Years and years ago, a friend and I thought to write a movie. The film was the story of a Caribbean-born woman who leaves her island as a teen-ager; she’s employed as a kind of companion to the wife of a wealthy vacationing French family. The time: the nineteen-twenties. Once in Paris, the young woman, partly because of her talent—she’s a dancer, a performer—and partly because she’s black, becomes the toast of the town; she falls in love with a Corbusier-type artist and lives with him for a time in Switzerland, where they hang out at the Cabaret Voltaire, a chic, “avant-garde” boîte that was popular at the time. In fact, the film was named for that historic place. I never got any further with the story, and would have forgotten certain details altogether, had I not come across Jan Sluyters’s devastating 1922 painting “Portrait of Tonia Stieltjes” in “The Image of the Black in Western Art, the Twentieth Century: The Impact of Africa,” edited by the art historian David Bindman and the professor Henry Louis Gates, Jr. (The archivist Karen C. C. Dalton is an associate editor on the project.) In Sluyters’s sublime work, we see a woman of color dressed in black—black hat with a wide brim, black dress. With her red lips and heavily powdered face, she wears a mask over her mask: we cannot know her, but we, and Sluyters, want to know her—for the pleasure of her ultimately unfathomable nature.

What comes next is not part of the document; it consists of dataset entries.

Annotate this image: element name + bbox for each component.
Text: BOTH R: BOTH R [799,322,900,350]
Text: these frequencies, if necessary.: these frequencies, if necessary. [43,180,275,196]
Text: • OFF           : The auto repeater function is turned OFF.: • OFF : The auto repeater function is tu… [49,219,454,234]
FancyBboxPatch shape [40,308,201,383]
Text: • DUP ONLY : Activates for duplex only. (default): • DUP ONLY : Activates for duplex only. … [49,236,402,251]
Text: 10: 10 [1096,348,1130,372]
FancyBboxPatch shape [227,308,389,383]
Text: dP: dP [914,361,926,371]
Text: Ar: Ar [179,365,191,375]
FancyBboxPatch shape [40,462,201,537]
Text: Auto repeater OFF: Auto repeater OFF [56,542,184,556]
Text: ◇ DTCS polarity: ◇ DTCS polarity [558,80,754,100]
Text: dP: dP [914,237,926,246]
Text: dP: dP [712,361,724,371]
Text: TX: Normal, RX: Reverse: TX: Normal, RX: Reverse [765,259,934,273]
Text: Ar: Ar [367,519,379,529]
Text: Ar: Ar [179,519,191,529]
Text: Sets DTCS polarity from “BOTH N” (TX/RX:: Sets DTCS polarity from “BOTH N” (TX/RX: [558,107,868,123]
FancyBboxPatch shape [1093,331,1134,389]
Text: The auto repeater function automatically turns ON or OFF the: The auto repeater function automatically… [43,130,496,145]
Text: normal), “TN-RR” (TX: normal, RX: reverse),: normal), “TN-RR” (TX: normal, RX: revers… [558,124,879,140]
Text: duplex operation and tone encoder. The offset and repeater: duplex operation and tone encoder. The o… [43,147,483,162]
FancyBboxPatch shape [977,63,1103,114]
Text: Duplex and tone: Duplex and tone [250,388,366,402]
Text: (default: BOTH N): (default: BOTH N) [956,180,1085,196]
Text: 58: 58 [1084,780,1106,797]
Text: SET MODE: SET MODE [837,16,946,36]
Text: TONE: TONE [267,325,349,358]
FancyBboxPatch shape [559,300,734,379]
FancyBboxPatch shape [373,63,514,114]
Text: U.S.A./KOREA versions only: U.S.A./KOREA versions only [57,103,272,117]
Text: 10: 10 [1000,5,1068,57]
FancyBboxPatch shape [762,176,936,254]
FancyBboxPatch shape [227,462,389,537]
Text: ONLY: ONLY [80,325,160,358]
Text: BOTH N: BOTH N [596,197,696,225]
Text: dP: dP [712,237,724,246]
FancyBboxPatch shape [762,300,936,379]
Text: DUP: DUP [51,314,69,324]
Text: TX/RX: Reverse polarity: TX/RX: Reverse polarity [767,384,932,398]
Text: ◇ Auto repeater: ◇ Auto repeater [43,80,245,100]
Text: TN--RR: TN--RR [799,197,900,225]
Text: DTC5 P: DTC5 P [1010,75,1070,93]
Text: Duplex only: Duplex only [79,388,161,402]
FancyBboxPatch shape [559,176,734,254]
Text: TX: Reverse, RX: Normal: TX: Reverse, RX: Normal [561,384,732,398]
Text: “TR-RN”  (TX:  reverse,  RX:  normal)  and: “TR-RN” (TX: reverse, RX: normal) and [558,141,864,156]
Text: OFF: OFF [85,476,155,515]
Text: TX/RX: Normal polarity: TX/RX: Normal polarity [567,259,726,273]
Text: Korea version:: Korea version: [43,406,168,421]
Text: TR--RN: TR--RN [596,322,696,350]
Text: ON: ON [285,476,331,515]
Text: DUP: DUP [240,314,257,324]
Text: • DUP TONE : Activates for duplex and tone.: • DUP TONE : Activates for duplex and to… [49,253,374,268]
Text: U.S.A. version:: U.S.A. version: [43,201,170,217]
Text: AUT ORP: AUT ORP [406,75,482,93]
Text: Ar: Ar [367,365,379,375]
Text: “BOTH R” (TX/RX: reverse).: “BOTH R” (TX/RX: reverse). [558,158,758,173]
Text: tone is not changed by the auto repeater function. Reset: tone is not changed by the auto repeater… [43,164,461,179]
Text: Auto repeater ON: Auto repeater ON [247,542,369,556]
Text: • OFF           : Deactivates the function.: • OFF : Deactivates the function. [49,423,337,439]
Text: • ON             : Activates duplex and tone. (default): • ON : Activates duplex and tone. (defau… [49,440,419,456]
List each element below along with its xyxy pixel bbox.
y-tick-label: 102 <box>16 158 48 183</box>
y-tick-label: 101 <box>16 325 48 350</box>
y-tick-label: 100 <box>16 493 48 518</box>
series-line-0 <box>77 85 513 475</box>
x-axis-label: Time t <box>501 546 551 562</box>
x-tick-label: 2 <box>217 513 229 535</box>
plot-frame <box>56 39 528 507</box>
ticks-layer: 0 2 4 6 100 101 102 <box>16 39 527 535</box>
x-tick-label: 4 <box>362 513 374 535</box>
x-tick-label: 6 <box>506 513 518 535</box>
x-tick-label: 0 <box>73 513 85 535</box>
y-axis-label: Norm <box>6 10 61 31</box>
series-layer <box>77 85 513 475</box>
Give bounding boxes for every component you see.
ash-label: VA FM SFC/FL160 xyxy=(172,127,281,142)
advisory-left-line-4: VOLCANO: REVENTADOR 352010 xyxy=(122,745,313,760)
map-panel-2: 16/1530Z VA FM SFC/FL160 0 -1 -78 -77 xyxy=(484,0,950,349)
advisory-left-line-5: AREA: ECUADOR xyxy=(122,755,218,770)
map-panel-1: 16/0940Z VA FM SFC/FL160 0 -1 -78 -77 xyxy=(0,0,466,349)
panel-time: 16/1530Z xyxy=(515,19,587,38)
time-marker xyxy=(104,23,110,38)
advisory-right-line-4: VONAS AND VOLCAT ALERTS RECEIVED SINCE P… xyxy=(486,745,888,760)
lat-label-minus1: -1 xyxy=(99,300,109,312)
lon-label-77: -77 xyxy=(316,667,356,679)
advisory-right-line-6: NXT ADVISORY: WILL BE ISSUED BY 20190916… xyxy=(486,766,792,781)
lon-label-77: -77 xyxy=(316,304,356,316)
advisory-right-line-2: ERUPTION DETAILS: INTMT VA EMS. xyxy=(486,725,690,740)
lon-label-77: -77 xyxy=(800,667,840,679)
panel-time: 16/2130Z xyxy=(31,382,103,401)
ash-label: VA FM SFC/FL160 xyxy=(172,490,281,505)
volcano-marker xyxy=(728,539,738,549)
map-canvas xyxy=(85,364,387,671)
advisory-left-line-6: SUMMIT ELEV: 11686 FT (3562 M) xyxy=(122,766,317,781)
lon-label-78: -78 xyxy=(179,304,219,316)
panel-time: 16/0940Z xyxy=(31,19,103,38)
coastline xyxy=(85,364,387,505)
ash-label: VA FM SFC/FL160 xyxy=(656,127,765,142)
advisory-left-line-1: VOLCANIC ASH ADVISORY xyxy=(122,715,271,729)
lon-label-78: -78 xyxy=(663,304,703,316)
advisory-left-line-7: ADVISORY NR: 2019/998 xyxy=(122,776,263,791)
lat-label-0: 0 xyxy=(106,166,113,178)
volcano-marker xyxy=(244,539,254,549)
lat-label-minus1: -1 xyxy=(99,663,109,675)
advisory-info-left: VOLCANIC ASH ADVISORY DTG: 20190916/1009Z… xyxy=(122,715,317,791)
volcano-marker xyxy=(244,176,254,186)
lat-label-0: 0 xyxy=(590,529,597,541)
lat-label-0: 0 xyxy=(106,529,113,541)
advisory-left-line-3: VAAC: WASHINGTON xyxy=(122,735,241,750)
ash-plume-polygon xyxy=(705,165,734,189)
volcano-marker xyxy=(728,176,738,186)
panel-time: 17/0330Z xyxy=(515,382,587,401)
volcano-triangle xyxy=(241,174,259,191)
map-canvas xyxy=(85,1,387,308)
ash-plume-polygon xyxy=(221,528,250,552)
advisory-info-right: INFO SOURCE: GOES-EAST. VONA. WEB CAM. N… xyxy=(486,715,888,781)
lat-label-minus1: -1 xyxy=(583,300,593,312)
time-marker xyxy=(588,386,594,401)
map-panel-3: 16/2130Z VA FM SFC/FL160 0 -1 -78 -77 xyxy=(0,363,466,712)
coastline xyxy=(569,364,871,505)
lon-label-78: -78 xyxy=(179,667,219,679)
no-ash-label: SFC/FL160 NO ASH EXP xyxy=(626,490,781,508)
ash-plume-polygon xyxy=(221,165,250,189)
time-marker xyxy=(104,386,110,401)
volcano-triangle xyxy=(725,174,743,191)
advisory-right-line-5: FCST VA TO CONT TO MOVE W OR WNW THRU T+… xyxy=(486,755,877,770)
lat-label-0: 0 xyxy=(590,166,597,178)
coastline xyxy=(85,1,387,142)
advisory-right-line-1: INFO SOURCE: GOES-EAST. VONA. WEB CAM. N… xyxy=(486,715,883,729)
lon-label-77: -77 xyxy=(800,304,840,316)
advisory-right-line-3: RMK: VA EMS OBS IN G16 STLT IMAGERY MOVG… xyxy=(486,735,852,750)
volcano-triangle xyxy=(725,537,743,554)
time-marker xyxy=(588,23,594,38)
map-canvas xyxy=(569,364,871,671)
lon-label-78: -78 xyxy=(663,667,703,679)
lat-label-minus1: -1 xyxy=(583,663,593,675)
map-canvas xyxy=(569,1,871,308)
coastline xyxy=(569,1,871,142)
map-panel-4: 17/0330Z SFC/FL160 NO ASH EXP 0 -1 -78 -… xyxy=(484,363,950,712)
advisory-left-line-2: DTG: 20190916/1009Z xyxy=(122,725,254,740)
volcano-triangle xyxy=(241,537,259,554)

This is the first part of the fifth volume in a series that has profound and moral depth—the cumulative effect of all the books in the series is to see the ways in which ethics, aesthetics, and looking are entwined, and the ways in which they are made even more complicated by culture and by class. In their thorough introduction, Bindman and Gates tell us about the history of the project. During the height of the civil-rights movement, the French-born, estimable Dominique de Menil and John de Menil, whose wide-ranging collection in Houston contained a vast amount of material relating to or representing blacks in Western art, thought to finance a series of books with beautifully produced plates and essays that would explore that history. The de Menils hoped that the books would help foster a greater understanding of black life (they had been encouraged by a priest friend to think of collecting as a form of meditation and charity). Sometime after Dominique de Menil’s death, in 1997, the books were discontinued. (John de Menil died in 1973.) Gates picked the project up, hence the present volume.